ヤッターーーーーーーーーーーーーーーーー!
歓喜のあまり思わず腕を突き上げ、ガッツポーズをとる姿は、それが応援していた選手であれば見るものをも熱くさせるシーンである。
オリンピックシーズンのこの時期、よく見かけるガッツポーズだが、こうした非言語表現は誰かの真似からはじまったものなのだろうか?それとも・・・・・・
英国コロンビア大学のTracy JLらは、プライドを満たした自慢げな状態と不名誉もしくは残念がっている様子をよくあらわす状態を観察するのに最適な対象としてオリンピックの勝者・敗者に着目した。
研究者らは、2004年夏のアテネ五輪とパラリンピックの柔道で撮影された数千枚の写真を調べ、30カ国以上の選手140名が戦い終えた後にとったポーズを分析し、その結果を米国アカデミー紀要に報告した。
各選手の頭、腕、身体など姿勢を調べた結果、勝者は両手を上げて上を向き、胸を張る一方、敗者は肩を落として胸を狭める傾向が見て取れた。
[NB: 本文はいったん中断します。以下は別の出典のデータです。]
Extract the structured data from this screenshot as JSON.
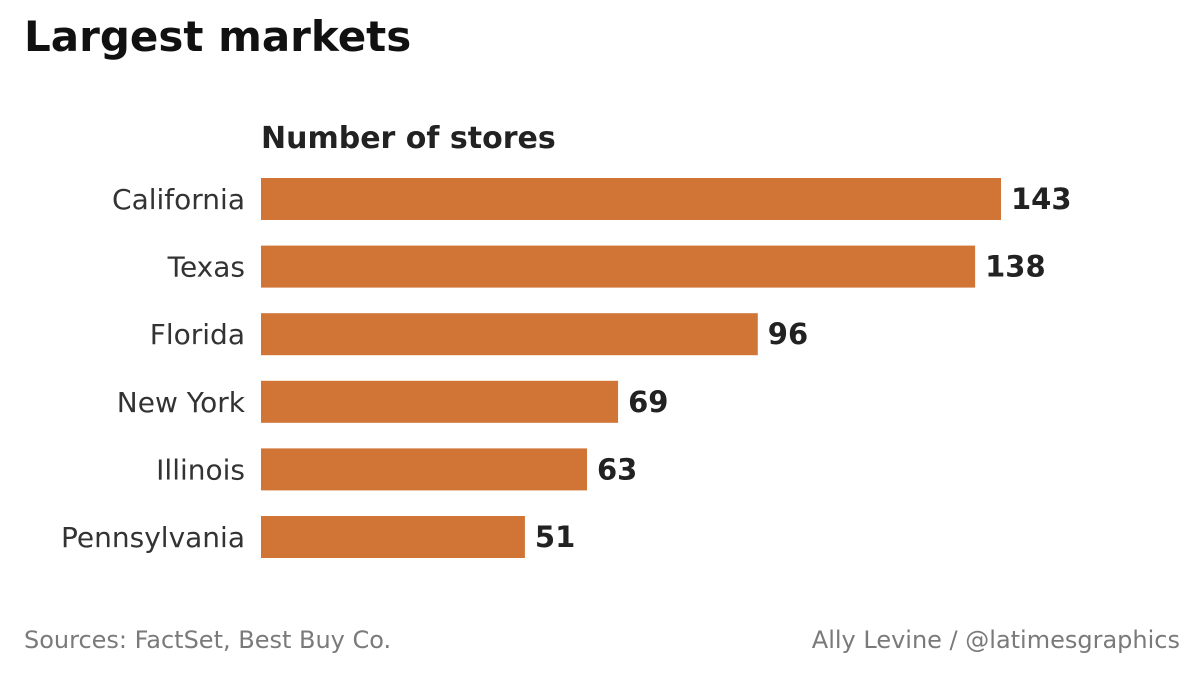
{
  "title": "Largest markets",
  "footer": {
    "sources": "Sources: FactSet, Best Buy Co.",
    "credit": "Ally Levine / @latimesgraphics"
  },
  "chart_data": {
    "type": "bar",
    "orientation": "horizontal",
    "subtitle": "Number of stores",
    "categories": [
      "California",
      "Texas",
      "Florida",
      "New York",
      "Illinois",
      "Pennsylvania"
    ],
    "values": [
      143,
      138,
      96,
      69,
      63,
      51
    ],
    "bar_color": "#d07535",
    "xlim": [
      0,
      143
    ],
    "grid": false,
    "legend": "none"
  }
}
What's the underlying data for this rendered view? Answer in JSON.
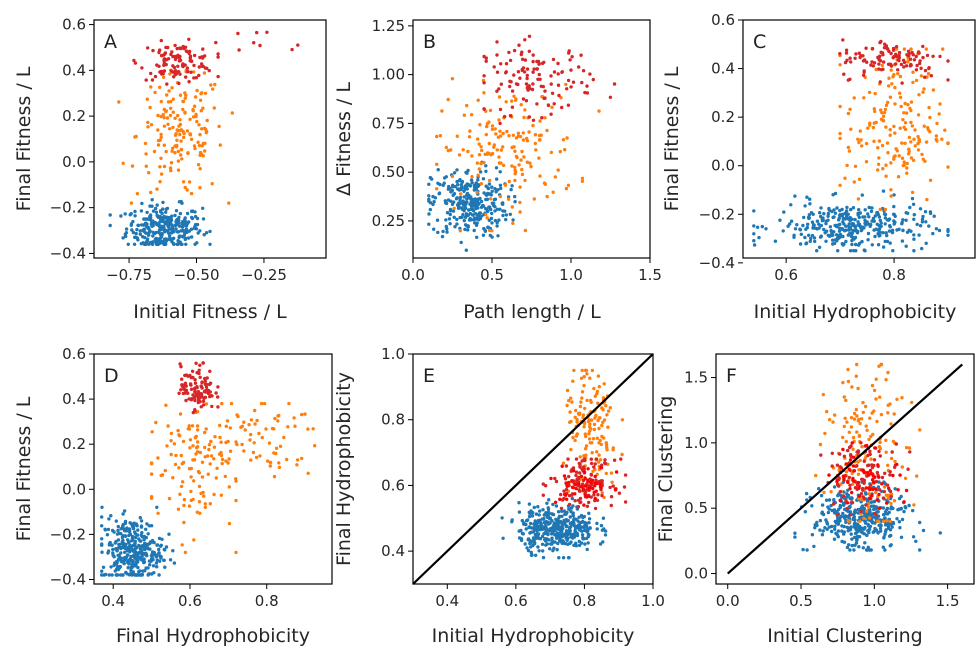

こうした観察結果は、文化的背景や視聴覚障害の有無にかかわらず見られたことから、研究者らは、ガッツポーズなどのボディーランゲージは、人間が生まれつき持っている癖であり、誰かの物まねではないようだと結論付けている。
▼PMID: 18695237
Proc Natl Acad Sci U S A. 2008 Aug 11. [Epub ahead of print]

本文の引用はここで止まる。